What makes ULIPs so attractive to the Indian Psyche?

When we look for financial advice, we get most of it from our parents, relatives, or friends. Their advice includes options that involve little to no risk. These include options like Bank FDs, PPF, NPS, post office savings schemes, etc. Except for a few that would advise you to go for mutual funds, all the advice you would get is to be safe. Since, every aspiring investor experiences this and maybe agrees with it, it is safe to say that Indians are generally conservative when it comes to investment.

At the same time, conservative tax saving instruments do not offer big enough returns to beat inflation. Moreover, traditional insurance products do not offer opportunities for wealth creation. You could invest in mutual funds for better returns, but they do not offer life coverage. The solution for this situation is a ULIP plan. It is a financial product that connects investment and insurance with the added benefit of tax saving.

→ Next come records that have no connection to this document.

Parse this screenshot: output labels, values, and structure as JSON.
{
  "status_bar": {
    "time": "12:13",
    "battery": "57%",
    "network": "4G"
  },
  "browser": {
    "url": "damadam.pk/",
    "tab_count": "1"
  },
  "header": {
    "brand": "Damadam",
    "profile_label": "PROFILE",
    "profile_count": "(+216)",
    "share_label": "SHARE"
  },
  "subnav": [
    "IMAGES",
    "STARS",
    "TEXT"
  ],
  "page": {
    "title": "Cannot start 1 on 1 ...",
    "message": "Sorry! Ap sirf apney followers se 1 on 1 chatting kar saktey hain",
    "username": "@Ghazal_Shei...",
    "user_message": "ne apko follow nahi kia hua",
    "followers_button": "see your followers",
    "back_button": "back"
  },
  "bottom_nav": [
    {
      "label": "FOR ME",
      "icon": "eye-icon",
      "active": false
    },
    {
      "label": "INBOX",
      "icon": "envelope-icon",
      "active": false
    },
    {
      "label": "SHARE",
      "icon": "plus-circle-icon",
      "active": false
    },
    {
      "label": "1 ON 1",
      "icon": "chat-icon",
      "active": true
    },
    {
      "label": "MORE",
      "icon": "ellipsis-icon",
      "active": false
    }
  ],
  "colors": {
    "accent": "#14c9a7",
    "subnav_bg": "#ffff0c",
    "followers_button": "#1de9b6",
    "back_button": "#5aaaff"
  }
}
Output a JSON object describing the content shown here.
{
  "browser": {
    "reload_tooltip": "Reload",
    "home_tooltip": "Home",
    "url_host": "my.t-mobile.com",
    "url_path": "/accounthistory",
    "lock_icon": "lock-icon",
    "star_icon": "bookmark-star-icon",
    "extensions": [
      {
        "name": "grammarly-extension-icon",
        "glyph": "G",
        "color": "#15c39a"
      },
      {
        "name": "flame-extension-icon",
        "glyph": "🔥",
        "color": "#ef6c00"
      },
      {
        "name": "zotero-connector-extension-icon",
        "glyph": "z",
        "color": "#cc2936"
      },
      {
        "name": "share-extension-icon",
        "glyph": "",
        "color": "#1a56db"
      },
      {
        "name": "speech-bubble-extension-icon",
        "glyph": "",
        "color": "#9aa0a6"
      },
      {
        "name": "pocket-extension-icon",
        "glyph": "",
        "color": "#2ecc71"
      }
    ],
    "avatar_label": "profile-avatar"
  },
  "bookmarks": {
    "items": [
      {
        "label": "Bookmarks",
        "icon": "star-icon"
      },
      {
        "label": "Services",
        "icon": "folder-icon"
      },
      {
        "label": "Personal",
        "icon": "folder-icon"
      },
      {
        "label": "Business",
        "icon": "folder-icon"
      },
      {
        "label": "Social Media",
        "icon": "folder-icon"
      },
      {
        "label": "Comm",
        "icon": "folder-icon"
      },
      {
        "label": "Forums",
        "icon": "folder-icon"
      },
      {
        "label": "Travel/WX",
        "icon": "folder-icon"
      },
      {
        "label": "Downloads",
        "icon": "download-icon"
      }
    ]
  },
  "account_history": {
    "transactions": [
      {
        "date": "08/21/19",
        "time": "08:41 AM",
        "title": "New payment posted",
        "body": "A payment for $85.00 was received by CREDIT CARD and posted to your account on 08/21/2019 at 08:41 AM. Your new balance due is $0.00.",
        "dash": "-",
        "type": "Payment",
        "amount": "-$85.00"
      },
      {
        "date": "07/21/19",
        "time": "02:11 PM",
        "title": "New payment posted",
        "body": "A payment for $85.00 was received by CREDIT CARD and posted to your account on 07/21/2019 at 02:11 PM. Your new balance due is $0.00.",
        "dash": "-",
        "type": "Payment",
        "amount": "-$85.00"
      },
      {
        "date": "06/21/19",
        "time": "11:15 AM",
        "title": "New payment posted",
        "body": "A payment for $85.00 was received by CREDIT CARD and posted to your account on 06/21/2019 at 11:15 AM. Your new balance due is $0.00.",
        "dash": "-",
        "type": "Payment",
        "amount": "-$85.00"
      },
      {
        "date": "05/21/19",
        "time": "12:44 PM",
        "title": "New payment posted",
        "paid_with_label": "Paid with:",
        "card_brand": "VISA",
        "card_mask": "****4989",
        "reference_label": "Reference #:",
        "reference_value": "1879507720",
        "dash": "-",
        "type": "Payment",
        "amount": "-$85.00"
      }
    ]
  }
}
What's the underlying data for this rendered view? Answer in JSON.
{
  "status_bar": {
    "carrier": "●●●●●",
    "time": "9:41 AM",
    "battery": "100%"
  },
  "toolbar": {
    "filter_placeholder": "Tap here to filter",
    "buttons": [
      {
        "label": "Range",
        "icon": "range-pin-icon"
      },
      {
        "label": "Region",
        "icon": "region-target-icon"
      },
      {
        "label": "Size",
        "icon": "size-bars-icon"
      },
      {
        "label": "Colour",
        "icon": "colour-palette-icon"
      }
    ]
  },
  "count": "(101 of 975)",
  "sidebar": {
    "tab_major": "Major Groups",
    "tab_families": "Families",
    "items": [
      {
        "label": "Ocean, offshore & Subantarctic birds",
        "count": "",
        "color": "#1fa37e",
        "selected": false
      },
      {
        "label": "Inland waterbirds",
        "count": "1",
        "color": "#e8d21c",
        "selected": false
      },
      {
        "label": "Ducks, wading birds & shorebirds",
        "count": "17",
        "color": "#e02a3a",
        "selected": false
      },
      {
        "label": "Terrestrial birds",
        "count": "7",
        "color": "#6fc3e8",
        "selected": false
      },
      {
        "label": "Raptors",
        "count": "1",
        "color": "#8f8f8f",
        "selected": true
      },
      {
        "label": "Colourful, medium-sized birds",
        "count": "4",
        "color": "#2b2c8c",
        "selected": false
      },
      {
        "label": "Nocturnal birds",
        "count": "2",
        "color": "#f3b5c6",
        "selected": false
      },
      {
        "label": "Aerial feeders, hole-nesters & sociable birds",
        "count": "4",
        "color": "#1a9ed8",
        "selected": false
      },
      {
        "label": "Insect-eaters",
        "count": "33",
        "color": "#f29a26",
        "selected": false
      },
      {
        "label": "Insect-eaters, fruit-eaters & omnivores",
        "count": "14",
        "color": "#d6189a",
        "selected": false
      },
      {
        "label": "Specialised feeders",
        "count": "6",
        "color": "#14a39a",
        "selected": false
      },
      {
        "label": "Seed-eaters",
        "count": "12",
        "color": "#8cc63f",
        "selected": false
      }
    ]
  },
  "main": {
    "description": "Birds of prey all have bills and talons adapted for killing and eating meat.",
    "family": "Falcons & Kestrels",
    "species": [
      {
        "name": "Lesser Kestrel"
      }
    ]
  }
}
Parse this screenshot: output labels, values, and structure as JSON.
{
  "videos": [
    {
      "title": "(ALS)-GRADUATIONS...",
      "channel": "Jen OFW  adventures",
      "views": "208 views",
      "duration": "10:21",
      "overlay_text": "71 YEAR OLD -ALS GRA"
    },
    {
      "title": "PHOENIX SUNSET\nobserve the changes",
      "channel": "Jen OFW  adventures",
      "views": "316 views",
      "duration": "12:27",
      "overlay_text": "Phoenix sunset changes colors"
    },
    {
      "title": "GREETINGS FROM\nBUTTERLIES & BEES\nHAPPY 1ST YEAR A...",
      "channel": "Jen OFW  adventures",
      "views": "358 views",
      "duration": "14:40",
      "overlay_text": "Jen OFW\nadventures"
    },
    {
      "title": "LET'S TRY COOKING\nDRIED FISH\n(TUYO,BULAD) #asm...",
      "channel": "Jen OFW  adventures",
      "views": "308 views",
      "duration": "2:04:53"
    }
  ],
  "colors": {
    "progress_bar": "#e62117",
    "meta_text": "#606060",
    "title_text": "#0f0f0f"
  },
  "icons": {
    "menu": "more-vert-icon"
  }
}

While there is always more to learn about ULIPs, they are one of the best financial products to go for if you are thinking of long-term investment and insurance. Here are a few reasons why ULIPs are the perfect option for Indians:

You choose the risk

ULIPs allocate the premium you pay across different things. They invest that money into a combination of investment avenues like equities, debt instruments, and money market instruments. All of these instruments come with their own level of risk. You get to decide which option you want to invest in. If you are a young individual that has a more aggressive approach to investing, then you can go for equities. Whereas, if you like to take a more risk-aversive approach, you can go for a combination of equity and debt market options. Ultimately, the choice is for you to make.

You can switch when you want to

When you start with a ULIP, you select some investment options. If you don’t feel they are giving you the returns that you hoped, you can always switch to a different investment avenue. For example, if you are invested in debt market funds and want higher returns, you can always switch to equities.

Since the plan works on units, it offers a great deal of flexibility with investment options and switching them. For example, if a large share of your premium allocation is into debt instruments, you can simply take some of it out and just allocate it into equities. This means there is no limit to how many units you can transfer from one avenue to another.

Major tax benefits

One of the biggest reasons that many people put a lot of money into insurance products is because they offer a large number of tax benefits. ULIPs offer them too, but at a higher level. Moreover, you have ULIP tax benefits in the case of investing more money and taking money from it as well.

The premium you pay for a ULIP plan makes you eligible for a tax deduction under Section 80C of the Income Tax Act. However, you can only claim a deduction of up to ₹ 1.5 lakh in a financial year.

When it comes to tax benefits on withdrawal, you have to pay attention to the method of withdrawal. In a ULIP plan, there are three methods of withdrawal. The first is that of a death benefit. As per the insurance coverage of ULIP plans, your family gets the fund value of the policy. The money that they receive is exempt from tax. Another type of withdrawal is the maturity benefit you get on the completion of the investment plan. This type of withdrawal is also tax free. The final type of withdrawals are partial withdrawals which are also tax free after the ULIP lock-in period is complete.